It's not their fault

Helmet-haired demi-MILF Linda Chavez provides this bit of surreality:

...Whether we care to admit it or not, most of us benefit from the services of illegal aliens, even if indirectly, and the law that ensnarled Kerik has turned many good people into scofflaws...

...I have special reason to be concerned. My own nomination to be secretary of labor was derailed in 2001 when it became public that a decade earlier I had taken into my home and given modest financial assistance to a battered and abused woman from Guatemala, who at the time was illegally living in the United States...

...Although some news organizations have suggested that other ethical and moral lapses doomed Kerik's nomination, this does not appear to be the case. The Washington Post reports, "White House officials said they knew in advance about other disclosures now emerging about Kerik's background, including alleged extramarital affairs and reported ties to a construction company with supposed mob connections, but had concluded that they were not disqualifying." So suspicions about mob ties don't doom a nomination but hiring an illegal alien does? Something is very wrong here, but it's not the White House's fault...

...The only solution is to make it easier -- not harder -- for immigrants who want to work to come here legally.

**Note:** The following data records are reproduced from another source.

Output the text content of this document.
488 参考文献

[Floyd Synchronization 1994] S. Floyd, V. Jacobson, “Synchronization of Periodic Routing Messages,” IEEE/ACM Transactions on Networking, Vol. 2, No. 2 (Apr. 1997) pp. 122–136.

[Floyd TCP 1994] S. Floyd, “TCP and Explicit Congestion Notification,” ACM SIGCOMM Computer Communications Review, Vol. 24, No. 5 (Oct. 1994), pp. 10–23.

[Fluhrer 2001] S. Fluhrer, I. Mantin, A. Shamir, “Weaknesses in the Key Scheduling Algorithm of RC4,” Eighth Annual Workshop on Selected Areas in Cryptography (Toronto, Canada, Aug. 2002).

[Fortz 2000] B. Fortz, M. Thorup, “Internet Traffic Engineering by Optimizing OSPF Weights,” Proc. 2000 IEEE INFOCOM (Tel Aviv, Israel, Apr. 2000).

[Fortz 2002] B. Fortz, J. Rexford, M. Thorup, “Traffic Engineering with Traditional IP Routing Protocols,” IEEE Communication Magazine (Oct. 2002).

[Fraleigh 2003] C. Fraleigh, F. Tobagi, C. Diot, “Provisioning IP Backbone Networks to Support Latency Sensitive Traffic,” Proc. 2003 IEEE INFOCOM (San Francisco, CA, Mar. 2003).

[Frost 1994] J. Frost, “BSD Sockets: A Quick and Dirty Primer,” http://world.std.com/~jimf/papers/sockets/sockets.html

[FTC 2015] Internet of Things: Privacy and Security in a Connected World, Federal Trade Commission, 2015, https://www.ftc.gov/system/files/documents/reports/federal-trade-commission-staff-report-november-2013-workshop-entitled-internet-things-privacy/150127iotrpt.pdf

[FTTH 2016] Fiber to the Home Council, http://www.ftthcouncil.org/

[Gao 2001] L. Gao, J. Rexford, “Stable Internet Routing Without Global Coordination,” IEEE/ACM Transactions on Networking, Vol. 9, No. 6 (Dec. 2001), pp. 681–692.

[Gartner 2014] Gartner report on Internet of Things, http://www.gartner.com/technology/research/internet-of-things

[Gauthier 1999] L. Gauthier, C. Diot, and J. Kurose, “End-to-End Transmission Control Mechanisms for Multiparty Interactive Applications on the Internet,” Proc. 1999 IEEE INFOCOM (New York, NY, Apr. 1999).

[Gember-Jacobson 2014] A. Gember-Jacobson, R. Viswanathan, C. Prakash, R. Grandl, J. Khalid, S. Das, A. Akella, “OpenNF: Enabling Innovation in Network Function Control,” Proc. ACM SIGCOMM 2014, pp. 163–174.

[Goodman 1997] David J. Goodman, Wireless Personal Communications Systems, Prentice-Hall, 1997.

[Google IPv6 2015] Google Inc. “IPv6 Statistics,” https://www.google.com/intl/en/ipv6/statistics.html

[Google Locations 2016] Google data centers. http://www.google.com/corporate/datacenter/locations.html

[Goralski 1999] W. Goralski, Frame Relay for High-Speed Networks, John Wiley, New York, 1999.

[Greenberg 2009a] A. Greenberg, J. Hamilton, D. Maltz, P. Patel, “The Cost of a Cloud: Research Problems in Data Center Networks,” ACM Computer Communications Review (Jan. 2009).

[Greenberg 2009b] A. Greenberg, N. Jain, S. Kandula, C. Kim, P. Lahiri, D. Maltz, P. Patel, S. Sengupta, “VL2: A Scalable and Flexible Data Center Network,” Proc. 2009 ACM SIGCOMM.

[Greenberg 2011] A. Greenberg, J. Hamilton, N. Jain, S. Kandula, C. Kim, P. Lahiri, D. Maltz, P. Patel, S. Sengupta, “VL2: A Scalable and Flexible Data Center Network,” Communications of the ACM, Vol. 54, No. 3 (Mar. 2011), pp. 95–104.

The president's much-maligned guest worker proposal is a step in the right direction. But a solution still has to be found for dealing with those illegal aliens already here. It makes no sense to kick them out in order to bring in millions of different people to fill their jobs. A one-time fine of both illegal aliens and the employers who knowingly hire them, along with the chance for undocumented workers to legalize their status if they have not broken other laws, would seem the proper punishment. Then maybe we could quit disqualifying otherwise good candidates from serving the nation.